Increased positive representation of African-Americans in 21st-century horror films is examined, with films like Attack the Block and The Girl with All the Gifts being mentioned. The 2017 film Get Out is discussed, with attention given to its black protagonist, its white antagonists, its themes, the state of American politics and the rise of the Black Lives Matter movement during the film's production, and the film's ending. The documentary concludes with its subjects holding that African-American-centered films have proved to be marketable and profitable, and hoping that positive African-American representation in horror films will continue in the future.

==Release==
Horror Noire had its world premiere on February 1, 2019 at Grauman's Egyptian Theatre in Hollywood, California. On February 4, 2019, the film was shown on a double bill with Tales from the Hood at the Brooklyn Academy of Music. Horror Noire was made available for streaming on the streaming service Shudder on February 7, 2019.

===TV series===
AMC greenlit an anthology sequel spin-off TV series based on the film. It premiered on their horror streaming platform Shudder on October 28, 2021. The series later premiered on AMC on February 4, 2022 as part of Black History Month.

==Reception==
===Critical response===
On review aggregator website Rotten Tomatoes, the film holds an approval rating of based on reviews, with an average rating of . The website's critical consensus reads: "Horror Noire: A History of Black Horror more than lives up to its title, offering a smart and entertaining overview of American film history through an overlooked lens."

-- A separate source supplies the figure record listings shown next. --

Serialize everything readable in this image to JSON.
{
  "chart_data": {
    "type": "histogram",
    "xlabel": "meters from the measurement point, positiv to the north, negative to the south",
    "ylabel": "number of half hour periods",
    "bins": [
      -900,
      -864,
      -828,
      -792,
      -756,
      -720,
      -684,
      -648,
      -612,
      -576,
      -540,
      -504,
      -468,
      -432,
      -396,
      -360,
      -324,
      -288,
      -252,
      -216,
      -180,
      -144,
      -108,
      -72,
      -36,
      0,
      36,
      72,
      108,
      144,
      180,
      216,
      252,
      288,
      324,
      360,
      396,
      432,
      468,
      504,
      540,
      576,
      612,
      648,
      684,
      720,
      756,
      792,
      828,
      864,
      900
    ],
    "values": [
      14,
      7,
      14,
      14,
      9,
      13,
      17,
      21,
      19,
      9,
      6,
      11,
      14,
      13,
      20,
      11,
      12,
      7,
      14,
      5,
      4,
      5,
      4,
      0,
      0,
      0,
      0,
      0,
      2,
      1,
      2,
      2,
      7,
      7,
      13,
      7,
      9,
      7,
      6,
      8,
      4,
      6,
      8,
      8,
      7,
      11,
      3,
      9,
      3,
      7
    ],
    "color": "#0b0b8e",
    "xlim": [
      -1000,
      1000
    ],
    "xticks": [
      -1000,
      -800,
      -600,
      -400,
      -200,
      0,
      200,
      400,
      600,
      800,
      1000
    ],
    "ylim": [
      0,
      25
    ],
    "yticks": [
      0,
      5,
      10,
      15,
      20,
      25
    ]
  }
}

Joe Lipsett of Bloody Disgusting wrote that "Horror Noire is always entertaining, but more importantly, it is an opportunity to acknowledge and advance the narrative about the contributions of Black talent in front and behind the camera", and suggests the documentary as "essential viewing for horror audiences". Similarly, Richard Newby of The Hollywood Reporter called the film "essential viewing for the genre fan. But more than that, for the black horror fan it's a historical document that charts our place in the genre". Jonathan Barkan of Dread Central called the film "always informative, and expertly crafted", as well as "a triumph of masterful execution, engaging storytelling, and brutal honesty." Noah Berlatsky of The Verge called the documentary "enlightening", and wrote that its "greatest strength may be the way it manages to embrace the viewpoints of scholars and fans at the same time." Bilge Ebiri of Vulture referred to it as "an excellent example of how to make cinema history accessible, informative, and even moving for a broader audience", and "an essential reclamation project."

Collider's Matt Goldberg gave the documentary a grade of "A", writing that it demonstrates that "the horror genre is perhaps most worthy of study because of how it shows us how black people are depicted in American popular cinema." Polygons Jenna Stoeber also gave the film a positive review, calling it "a timely and engaging perspective on black representation in American cinema." Rathan Krueger of Consequence of Sound called the film "a fantastic history lesson", and wrote that it "crams a lot within its short time frame, but it's always entertaining". Kieran Fisher of Film School Rejects called it "powerful" and "an accessible, informative, and important addition to film discourse." Bob Chipman of The Escapist commended the film's structure and concluded that "if you've got even a little bit of interest in film history, especially if you like horror, it's definitely worth your time."

===Accolades===

| Year | Award | Category | Result | Ref(s) |
| 2019 | Detroit Film Critics Society Awards | Best Documentary | Nominated |  |
| 2020 | Online Film Critics Society Awards | Best Non-Theatrical Releases | Won |  |
| Rondo Hatton Classic Horror Awards | Best Documentary | Won |  |

==Podcast==
Horror Noire: Uncut, a six-episode podcast featuring extended interviews from the Horror Noire documentary, premiered on Shudder on February 7, 2020.